October 20, 2023, researchers from various universities and Eleuther AI, known for its open models, presented Llemmma – an open model of a large language training (LLM), specially designed to solve mathematical problems.
Llemma surpasses other leading mathematical models, including Google Mineerva, providing a reliable platform for further research. Despite the fact that Llemma is not an ideal solution of mathematical tasks, this is an important step in the development of specialized models and can stimulate the research of AI in new areas.
Llemma was created on the basis of Code Llama, the adaptation of the open model Llama 2, configured to specific sets of data data. Researchers have developed two versions of the model: one with 7 billion parameters and the other with 34 billion. These models were additionally configured to Proof-Pile-2, a set of data created by researchers, which consists of scientific articles, web data with mathematical content and mathematical code.
In their experiments, researchers found that Llemma shows better performance compared to all known open models on mathematical standards. Llemma can also use tools and prove formal theorems without additional tuning, as well as use computing tools, such as Python interpreter, to solve mathematical problems.

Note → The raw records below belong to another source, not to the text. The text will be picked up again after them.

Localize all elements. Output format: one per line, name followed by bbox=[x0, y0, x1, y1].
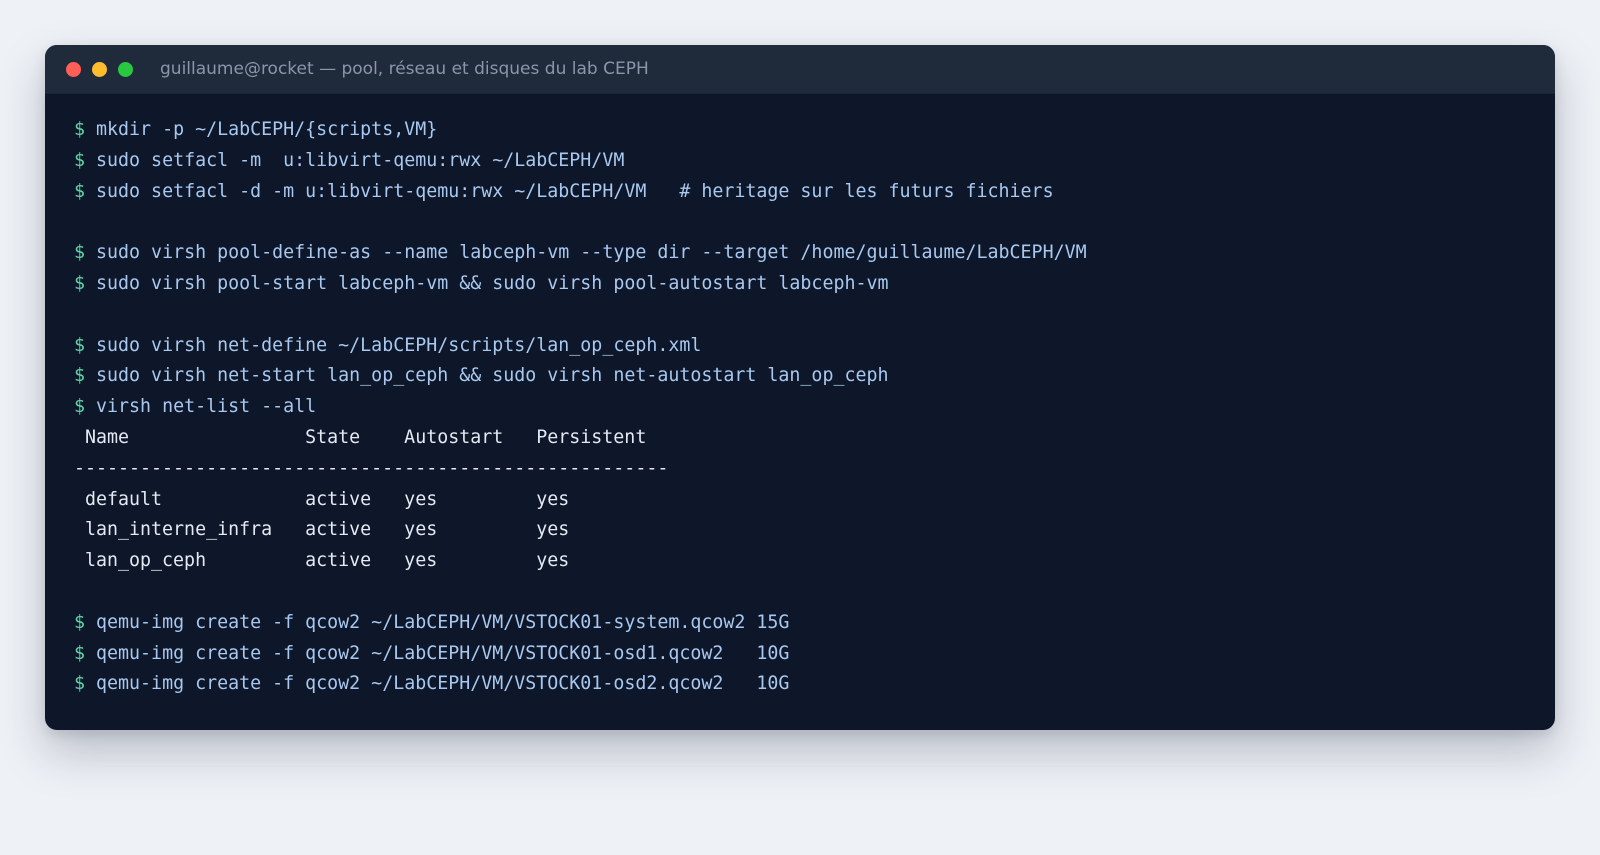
output-text: default active yes yes bbox=[74, 488, 570, 510]
command-text: sudo virsh net-start lan_op_ceph && sudo… bbox=[96, 365, 889, 387]
command-text: sudo virsh pool-start labceph-vm && sudo… bbox=[96, 272, 889, 294]
zoom-window-button[interactable] bbox=[118, 62, 133, 77]
prompt-symbol: $ bbox=[74, 365, 86, 387]
prompt-symbol: $ bbox=[74, 396, 86, 418]
close-window-button[interactable] bbox=[66, 62, 81, 77]
command-line: $ sudo virsh net-define ~/LabCEPH/script… bbox=[74, 331, 1535, 362]
prompt-symbol: $ bbox=[74, 611, 86, 633]
output-line: Name State Autostart Persistent bbox=[74, 423, 1535, 454]
minimize-window-button[interactable] bbox=[92, 62, 107, 77]
terminal-window: guillaume@rocket — pool, réseau et disqu… bbox=[45, 45, 1555, 730]
output-text: lan_op_ceph active yes yes bbox=[74, 550, 570, 572]
prompt-symbol: $ bbox=[74, 119, 86, 140]
output-line: lan_interne_infra active yes yes bbox=[74, 515, 1535, 546]
command-line: $ sudo setfacl -d -m u:libvirt-qemu:rwx … bbox=[74, 177, 1535, 208]
window-title: guillaume@rocket — pool, réseau et disqu… bbox=[160, 59, 649, 79]
command-text: qemu-img create -f qcow2 ~/LabCEPH/VM/VS… bbox=[96, 642, 790, 664]
command-text: qemu-img create -f qcow2 ~/LabCEPH/VM/VS… bbox=[96, 611, 790, 633]
command-text: sudo setfacl -m u:libvirt-qemu:rwx ~/Lab… bbox=[96, 149, 625, 171]
output-line: lan_op_ceph active yes yes bbox=[74, 546, 1535, 577]
prompt-symbol: $ bbox=[74, 642, 86, 664]
command-line: $ sudo virsh pool-start labceph-vm && su… bbox=[74, 269, 1535, 300]
command-line: $ qemu-img create -f qcow2 ~/LabCEPH/VM/… bbox=[74, 639, 1535, 670]
prompt-symbol: $ bbox=[74, 673, 86, 695]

Researchers released all their assets, including models with 7 and 34 billion parameters, a set of Proof-Pile-2 data and a code to reproduce their experiments. According to researchers, Llemma is the first open model that corresponds to the performance of the latest generation closed models.
They expressed the hope that Llemma and Proof-Pile-2 will become a useful base for future work to understand the generalization of language models, the study of the limits of dominant-specific language models and improve the mathematical capabilities of linguistic models.
In general, Llemma is part of a wider initiative to develop LLM specializing in a particular field, demonstrating that even smaller models can give significant results with improved data and large data sets.